El dolor... solo había sido dolor, pero a pesar de todo, Vio Xinwen se dio cuenta de que las partes ardientes de su cuerpo estaban liberando poderosas energías. Algo había cambiado en él: sus huesos, vías médula y células estaban experimentando transformaciones inusitadas.
“¡Sigue resistiendo!”
Con la mandíbula apretada, Vio Xinwen gritó en su interior mientras el dolor se volvía más aguante. A medida que pasaba el tiempo, el dolor fue disminuyendo y al final incluso llegó a un estado casi de sueño. Algo así como estar despierto y dormido a la vez. Olvidó el paso del tiempo, solo sentía los huesos y vías médula fortaleciéndose.
En una cueva, el viejo alquimista se quedaba estático junto a la tina. Desde que Vio Xinwen entrara en ella, había pasado tres días sin moverse ni un centímetro de su lugar, vigilándolo con atención.
“¡Zing!” Un brillo multicolor surgió del exterior y flotó encima de la tina. El dragón devorador de cielos miraba a Vio Xinwen y suspiró al ver que seguía quemado como un carbón.
“No te preocupes, ha superado el momento más doloroso. Las cosas irán mejor después.” Sonrió el viejo alquimista mientras observaba la solución dentro de la tina.
Entendiendo las palabras del viejo alquimista, el dragón devorador de cielos movió su lengua y salió volando fuera de la cueva. Necesitaba vigilar a Vio Xinwen desde el exterior para evitar que nada lo interrumpiera.
Observando al dragón, el viejo alquimista se dirigió a Vio Xinwen: “Parece que está por acabar...”
En su interior, la sensación de calor ardiente había disminuido.

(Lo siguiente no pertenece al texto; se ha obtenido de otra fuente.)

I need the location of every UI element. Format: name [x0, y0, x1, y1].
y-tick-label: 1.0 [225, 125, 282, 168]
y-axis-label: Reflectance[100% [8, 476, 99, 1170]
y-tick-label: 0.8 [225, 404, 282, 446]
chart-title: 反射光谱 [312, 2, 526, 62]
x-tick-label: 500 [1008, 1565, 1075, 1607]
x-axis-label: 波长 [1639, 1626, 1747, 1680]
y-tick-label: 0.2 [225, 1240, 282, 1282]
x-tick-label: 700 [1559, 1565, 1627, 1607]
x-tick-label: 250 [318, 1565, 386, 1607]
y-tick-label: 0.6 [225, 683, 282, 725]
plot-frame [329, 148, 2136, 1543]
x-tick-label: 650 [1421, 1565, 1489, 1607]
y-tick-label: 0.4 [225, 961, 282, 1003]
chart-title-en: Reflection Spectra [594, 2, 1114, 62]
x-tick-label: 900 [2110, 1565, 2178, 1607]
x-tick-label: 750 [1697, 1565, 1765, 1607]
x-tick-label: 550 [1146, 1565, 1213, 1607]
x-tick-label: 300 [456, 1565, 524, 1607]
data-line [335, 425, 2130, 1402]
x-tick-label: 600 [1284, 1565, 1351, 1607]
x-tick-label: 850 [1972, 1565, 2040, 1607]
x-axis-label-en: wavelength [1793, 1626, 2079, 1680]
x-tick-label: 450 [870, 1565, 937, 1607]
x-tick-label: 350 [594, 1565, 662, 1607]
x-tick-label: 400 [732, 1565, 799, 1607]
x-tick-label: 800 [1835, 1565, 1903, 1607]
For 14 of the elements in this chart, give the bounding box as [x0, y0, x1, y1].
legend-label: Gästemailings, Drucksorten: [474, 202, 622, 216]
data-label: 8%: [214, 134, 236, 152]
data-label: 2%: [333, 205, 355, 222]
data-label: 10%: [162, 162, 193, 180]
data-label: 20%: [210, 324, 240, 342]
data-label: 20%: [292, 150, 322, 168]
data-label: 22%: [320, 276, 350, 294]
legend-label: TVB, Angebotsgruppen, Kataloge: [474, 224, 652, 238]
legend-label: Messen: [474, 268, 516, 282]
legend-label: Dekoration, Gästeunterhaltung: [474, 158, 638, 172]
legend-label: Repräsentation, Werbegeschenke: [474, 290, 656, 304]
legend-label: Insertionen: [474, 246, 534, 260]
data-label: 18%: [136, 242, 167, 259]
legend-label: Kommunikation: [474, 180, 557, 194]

A medida que pasaba el tiempo, el dolor fue desapareciendo y con ello, la conciencia de Vio Xinwen se recuperó repentinamente. Observando internamente, descubrió que los colores multicolor que cubrían su cuerpo habían desaparecido, dejando a sus huesos, vías médula, células y demás, emitir un ligero resplandor blanco como la marfil.
La recuperación de la conciencia fue como una llave. De repente, el interior de Vio Xinwen comenzó a funcionar nuevamente, como una máquina precisa después de su transformación.
“¡Crash!”
Un ruido bajo se escuchó en su interior mientras los enormes y purificados chakras emergían de sus órganos. Anteriormente, la entrada de tantos chakras habría causado dolor, pero ahora estos chakras entraban y salían del sistema sin producir dolor.
La energía era enorme y sorprendentemente pura, tanto que no necesitaba ser refinerada por Vio Xinwen. De alguna manera, esta energía no rechazaba a Vio Xinwen, como si fuera fácil de manejar.